Tour the real-life places behind the next season of The Crown


Location manager Pat Karam knows you watch to see out how the Royal Family lives—and where: “The Crown, the whole show, is about how these people are as real characters—and to see into their lives, you have to be able to see into the places.” To that end, Karam finds and recreates settings, including the principal royal residence for Queen Elizabeth and Prince Philip.

“For a whole range of reasons, obviously, you can't shoot at Buckingham Palace,” admits Karam, “so our Buckingham is, essentially, a composite of three locations. First, there's Lancaster House, a very grand building that we use for our big state rooms.” So grand, in fact, that even Queen Victoria was impressed. Karam adds: “She famously went to visit Lancaster once and remarked to the owner that it was more palatial than her own palace.”

COURTESY LANCASTER HOUSE

“Next, there's Wilton House in Wiltshire,” says Karam. “It has a very famous room called the Double Cube Room, which is the one we film in, mostly.

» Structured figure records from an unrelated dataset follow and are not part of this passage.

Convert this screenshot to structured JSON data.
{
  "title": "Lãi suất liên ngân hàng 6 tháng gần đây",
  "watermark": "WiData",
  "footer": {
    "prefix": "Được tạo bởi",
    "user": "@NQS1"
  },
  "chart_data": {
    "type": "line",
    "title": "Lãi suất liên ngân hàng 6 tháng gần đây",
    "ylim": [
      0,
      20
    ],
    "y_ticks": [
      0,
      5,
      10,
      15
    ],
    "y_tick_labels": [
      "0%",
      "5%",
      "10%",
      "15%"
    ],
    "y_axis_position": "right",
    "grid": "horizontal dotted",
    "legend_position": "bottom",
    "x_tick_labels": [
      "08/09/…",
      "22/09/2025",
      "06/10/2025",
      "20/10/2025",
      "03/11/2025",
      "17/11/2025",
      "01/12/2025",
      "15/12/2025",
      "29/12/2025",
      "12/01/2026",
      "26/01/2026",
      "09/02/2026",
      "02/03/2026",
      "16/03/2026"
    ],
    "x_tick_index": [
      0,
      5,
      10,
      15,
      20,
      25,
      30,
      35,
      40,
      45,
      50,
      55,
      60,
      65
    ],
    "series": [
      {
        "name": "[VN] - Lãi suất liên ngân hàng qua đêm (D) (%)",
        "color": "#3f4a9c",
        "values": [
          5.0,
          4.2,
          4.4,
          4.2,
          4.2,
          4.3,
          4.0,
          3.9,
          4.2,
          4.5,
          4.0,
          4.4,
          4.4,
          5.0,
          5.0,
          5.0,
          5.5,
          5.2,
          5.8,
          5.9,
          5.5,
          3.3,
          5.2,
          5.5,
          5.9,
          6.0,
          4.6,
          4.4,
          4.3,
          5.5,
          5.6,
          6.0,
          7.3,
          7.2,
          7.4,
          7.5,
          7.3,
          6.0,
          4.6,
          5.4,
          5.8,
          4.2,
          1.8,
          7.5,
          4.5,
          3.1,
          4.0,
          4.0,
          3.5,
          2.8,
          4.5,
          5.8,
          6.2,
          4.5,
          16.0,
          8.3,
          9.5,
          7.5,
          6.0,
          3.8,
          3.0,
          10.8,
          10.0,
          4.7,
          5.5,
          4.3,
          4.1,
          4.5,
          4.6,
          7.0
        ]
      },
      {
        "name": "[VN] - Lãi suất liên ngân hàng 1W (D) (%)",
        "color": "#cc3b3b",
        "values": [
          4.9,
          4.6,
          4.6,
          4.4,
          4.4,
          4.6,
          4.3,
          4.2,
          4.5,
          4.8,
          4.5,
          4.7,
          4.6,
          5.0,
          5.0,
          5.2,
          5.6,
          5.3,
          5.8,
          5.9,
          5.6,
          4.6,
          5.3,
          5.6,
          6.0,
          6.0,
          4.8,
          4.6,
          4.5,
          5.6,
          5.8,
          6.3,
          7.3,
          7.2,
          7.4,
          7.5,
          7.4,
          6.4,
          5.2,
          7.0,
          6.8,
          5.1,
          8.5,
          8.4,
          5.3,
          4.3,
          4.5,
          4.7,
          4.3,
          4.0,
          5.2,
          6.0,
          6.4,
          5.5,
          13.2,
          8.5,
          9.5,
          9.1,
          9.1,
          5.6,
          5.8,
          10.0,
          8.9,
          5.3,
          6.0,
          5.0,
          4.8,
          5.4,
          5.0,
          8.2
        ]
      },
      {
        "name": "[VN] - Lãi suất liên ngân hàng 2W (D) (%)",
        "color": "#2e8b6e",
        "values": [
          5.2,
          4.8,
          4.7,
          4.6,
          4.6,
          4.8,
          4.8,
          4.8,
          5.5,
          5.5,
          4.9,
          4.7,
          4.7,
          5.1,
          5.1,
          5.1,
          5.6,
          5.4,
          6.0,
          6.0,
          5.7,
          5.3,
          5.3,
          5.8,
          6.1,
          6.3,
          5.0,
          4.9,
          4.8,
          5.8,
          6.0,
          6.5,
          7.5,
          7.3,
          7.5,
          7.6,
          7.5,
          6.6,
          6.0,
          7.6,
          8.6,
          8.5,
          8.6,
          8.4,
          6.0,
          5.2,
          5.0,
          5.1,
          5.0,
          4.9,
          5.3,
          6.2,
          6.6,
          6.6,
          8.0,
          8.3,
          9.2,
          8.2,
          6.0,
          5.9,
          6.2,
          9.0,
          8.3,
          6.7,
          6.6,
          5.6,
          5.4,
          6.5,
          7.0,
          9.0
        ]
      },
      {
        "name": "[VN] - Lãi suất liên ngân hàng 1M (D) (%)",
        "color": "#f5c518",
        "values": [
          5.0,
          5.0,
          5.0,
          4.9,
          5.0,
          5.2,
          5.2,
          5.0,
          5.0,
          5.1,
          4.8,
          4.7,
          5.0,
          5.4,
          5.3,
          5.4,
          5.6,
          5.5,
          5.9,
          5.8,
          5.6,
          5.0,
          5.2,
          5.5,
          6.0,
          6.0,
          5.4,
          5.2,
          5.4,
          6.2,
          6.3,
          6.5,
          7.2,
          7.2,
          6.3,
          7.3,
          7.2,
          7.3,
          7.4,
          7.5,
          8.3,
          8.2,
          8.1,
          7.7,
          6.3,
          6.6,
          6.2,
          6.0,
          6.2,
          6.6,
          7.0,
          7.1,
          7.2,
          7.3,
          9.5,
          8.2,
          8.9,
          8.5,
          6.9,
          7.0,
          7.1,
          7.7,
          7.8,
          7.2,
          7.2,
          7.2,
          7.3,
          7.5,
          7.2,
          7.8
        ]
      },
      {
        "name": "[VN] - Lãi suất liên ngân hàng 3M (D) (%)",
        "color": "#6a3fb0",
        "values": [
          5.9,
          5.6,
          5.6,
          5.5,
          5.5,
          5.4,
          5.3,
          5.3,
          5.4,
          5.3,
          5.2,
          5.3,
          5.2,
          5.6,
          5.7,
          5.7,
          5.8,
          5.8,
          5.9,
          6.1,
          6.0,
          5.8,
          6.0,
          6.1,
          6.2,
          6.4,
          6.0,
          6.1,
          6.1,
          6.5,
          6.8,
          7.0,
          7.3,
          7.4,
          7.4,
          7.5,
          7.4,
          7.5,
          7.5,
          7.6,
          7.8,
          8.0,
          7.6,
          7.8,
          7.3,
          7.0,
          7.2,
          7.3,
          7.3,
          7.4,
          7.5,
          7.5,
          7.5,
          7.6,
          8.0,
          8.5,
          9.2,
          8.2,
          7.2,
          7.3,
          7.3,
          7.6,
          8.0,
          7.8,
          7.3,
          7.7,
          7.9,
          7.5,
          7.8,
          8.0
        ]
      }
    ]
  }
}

As the name suggests, it's a perfect double cube. It brings things down just slightly—makes the scenes just a little more intimate.”

COURTESY WILTON HOUSE

The third Buckingham stand-in is Wrotham Park, a country house in Hertfordshire. “We tend to use one specific room there, which we use as our audience room—where the Queen has her weekly audience with the Prime Minister,” says Karam. “In season one, when Churchill comes to see her, where she's not quite sure how it all works—that's where she builds up that relationship with him.”

COURTESY WROTHAM PARK

“This season, we see Princess Margaret at restaurants, at art galleries, on the street. A fashionable, young, attractive woman about town, she was more keen to get out and about,” says Karam.
For a period drama, public locations are often harder to take back half a century than some of the homes. “Much harder!” Karam insists. “The big houses, once you've found them, it's relatively straight-forward. Taking a London street in 2017 and turning it into a London street in 1961? It's painstaking. You start by saying, ‘We'll have to take this out, that out, change this, change that,’ and it just goes on and on.”

ALEX BAILEY/NETFLIX

To film scenes at Balmoral Castle, the official Royal residence in Scotland, The Crown uses Ardverikie House in the Scottish Highlands, an estate on 44,000 acres with a herd of 1,500 wild red deer. “[The characters] do a lot of hunts, shooting and fishing there. It's a very important part of the real life of the family, and it gives us the opportunity to show them slightly more relaxed. They're on holiday.” says Karam. “We tend to do all the Scottish scenes at Ardverikie. We can do everything there.”
Estate manager Phil Lloyd agrees: “We've got lochs, ills, forests, streams, beaches, historic buildings. If you were here filming, you could get pretty much any part of Scotland that you wanted in one location.”

COURTESY ARDVERIKIE HOUSE

“There are a lot of people arriving and departing on the show,” says Karam. “We used a really beautiful 1930s art deco air terminal in a place called Shoreham in southern England. It's quite near Brighton. We turned that into what would have been a 1950s and 60s version of London airport, which I don't think was called Heathrow quite then.”

Stuart Hendry / Netflix

Karan adds: “We see the Queen and Prince Philip departing and arriving quite a lot. It’s just a really good visual subtext for The Crown, the way they're always coming and going. It's an airfield, but quite a small one. We dressed the outside of the building. We have these very beautiful period aircraft and some fantastic scenes take place there.”

The second season of The Crown premieres December 8.